Below is an analysis of a hypothetical pathogen screen of 1122 patient samples carried out in 4 different ways:

Single sample per well: This is the traditional way assays are run where each sample is tested with a single assay. The patient sample is assumed to be positive or negative. if the assay is positive or negative respectively. In all cases, this assay requires 1122 tests.
36 sample pool with simple retest Here samples are pooled into group of 36 and tested. If the test comes back positive, each member of that pool is tested alone in a second round of testing. The number of assays here varies depending on the number of positive pools.
XL3 This is the pure multiplex Origami Assay XL3 that tests all compounds in just 94 wells. In this case, the design is conservatively decoded such that if a sample is in a positive well 2x or 3x times it is called as a positive. This strategy is known to cause false positive results, particularly at higher prevalence, but is less likely to make a false negative call.
aXL3 with simple retest This is the same multiplex Origami Assay XL3 above followed by a one by one retest of all positive results. Because of the second re-test step, the number of assays required will change for each condition.
Phase diagram The phase diagram identifies which pooling design is best for each set of error and prevalence. The best design must:
1. Have a Matthew's correlation coefficient (MCC)>0.95. This corresponds to an condition where the assay results are maximally informative of the sample status.
2. If multiple designs satisfy the MCC criteria, the model with the fewest expected number of assays is selected.

The metrics used to describe each experimental design performance are as follows:

Matthew's correlation coefficient (MCC) (color shades): The performance of each condition is measured using the Matthew's correlation coefficient, abbreviated as MCC. MCC is used in bioinformatics and machine learning because it is better able to handle skewed cases where there are few positive or negative results. An MCC score of 1.0 indicates perfect agreement between the assay and the sample state, while an MCC score of 0.0 would indicate a complete lack of association.
Assay number (stipples): For the retest cases, we have shown the number of tests expected for each condition. In general, a higher number of dots indicates more assays are required.

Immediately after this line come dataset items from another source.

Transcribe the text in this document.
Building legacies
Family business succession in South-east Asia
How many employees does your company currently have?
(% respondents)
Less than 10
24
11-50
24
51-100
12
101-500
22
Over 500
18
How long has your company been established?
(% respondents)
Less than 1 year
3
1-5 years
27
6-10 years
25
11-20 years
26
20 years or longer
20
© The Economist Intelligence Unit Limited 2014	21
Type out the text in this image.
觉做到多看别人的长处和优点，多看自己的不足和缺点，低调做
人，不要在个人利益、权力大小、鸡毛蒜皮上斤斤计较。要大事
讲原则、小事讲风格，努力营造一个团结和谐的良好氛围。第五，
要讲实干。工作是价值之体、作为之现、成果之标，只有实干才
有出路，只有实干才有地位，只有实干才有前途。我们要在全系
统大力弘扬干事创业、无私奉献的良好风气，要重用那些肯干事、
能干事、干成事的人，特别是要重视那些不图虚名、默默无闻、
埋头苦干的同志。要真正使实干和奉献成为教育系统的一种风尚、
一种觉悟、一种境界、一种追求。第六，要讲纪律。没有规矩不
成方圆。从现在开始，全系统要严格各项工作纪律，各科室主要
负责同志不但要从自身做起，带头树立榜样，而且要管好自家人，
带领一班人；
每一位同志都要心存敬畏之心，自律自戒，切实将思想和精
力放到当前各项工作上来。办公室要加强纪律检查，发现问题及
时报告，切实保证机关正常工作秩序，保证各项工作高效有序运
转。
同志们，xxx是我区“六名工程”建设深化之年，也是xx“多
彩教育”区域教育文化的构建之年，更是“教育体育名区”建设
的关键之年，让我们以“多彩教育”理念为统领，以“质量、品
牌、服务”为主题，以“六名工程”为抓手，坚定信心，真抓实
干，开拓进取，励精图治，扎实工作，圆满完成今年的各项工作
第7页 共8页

To create these diagrams, we randomly created 500 experiments, each with 1122 samples for each prevalence and single assay accuracy rate. Next we ran each assay in silico and decoded the results. For each experiment we could then compute the true positive, true negative, false positive, and false negative counts. Furthermore, each virtual run allowed us to record the number of assays that would need to be performed.

The MCC data and number of assays required are median values from the full list of 500. For each condition, we also have a high resolution description of the error distributions as is shown in in Figure 2 at the bottom for the condition prevalence=0.001, assay accuracy rate 0.99, and at prevalence 0.02 and accuracy 0.95.

Figure 1: Matthew's correlation coefficient and assay size requirements for four different models. The phase diagram shows which models work best under what conditions. The actual values in the figure are shown by hovering over the cell to display the underlying data.

Figure 2: Detailed comparison of statistics for two cases. (a) High accuracy, low prevalence case (prevalence=0.001, assay accuracy rate 0.99), and (b) moderate accuracy, and moderate prevalence case (prevalence=0.02, assay accuracy rate 0.95).

Discussion

Overall these results show that pure multiplex assay (XL3) performs well only at low prevalence (0.1% or just over 1 positive sample in the 1122 group). The reason the MCC falls off at higher prevalence is because the XL3 assay begins to produce more false positives (as is shown in Figure 2).

The second stage of retesting yields significantly better results across the board, with the aXL3 design showing the greatest robustness to assay error.

Traditional single assay per sample designs only become appropriate when the prevalence is high (>12%).

Not surprisingly, the single assay accuracy rate is important. At accuracies below 0.98, none of the designs can achieve an MCC score of >0.95. While I suspect that a model with a greater number of internal replicates could overcome this assay error, it would do so at the cost of the design compression--possibly a worthwhile tradeoff.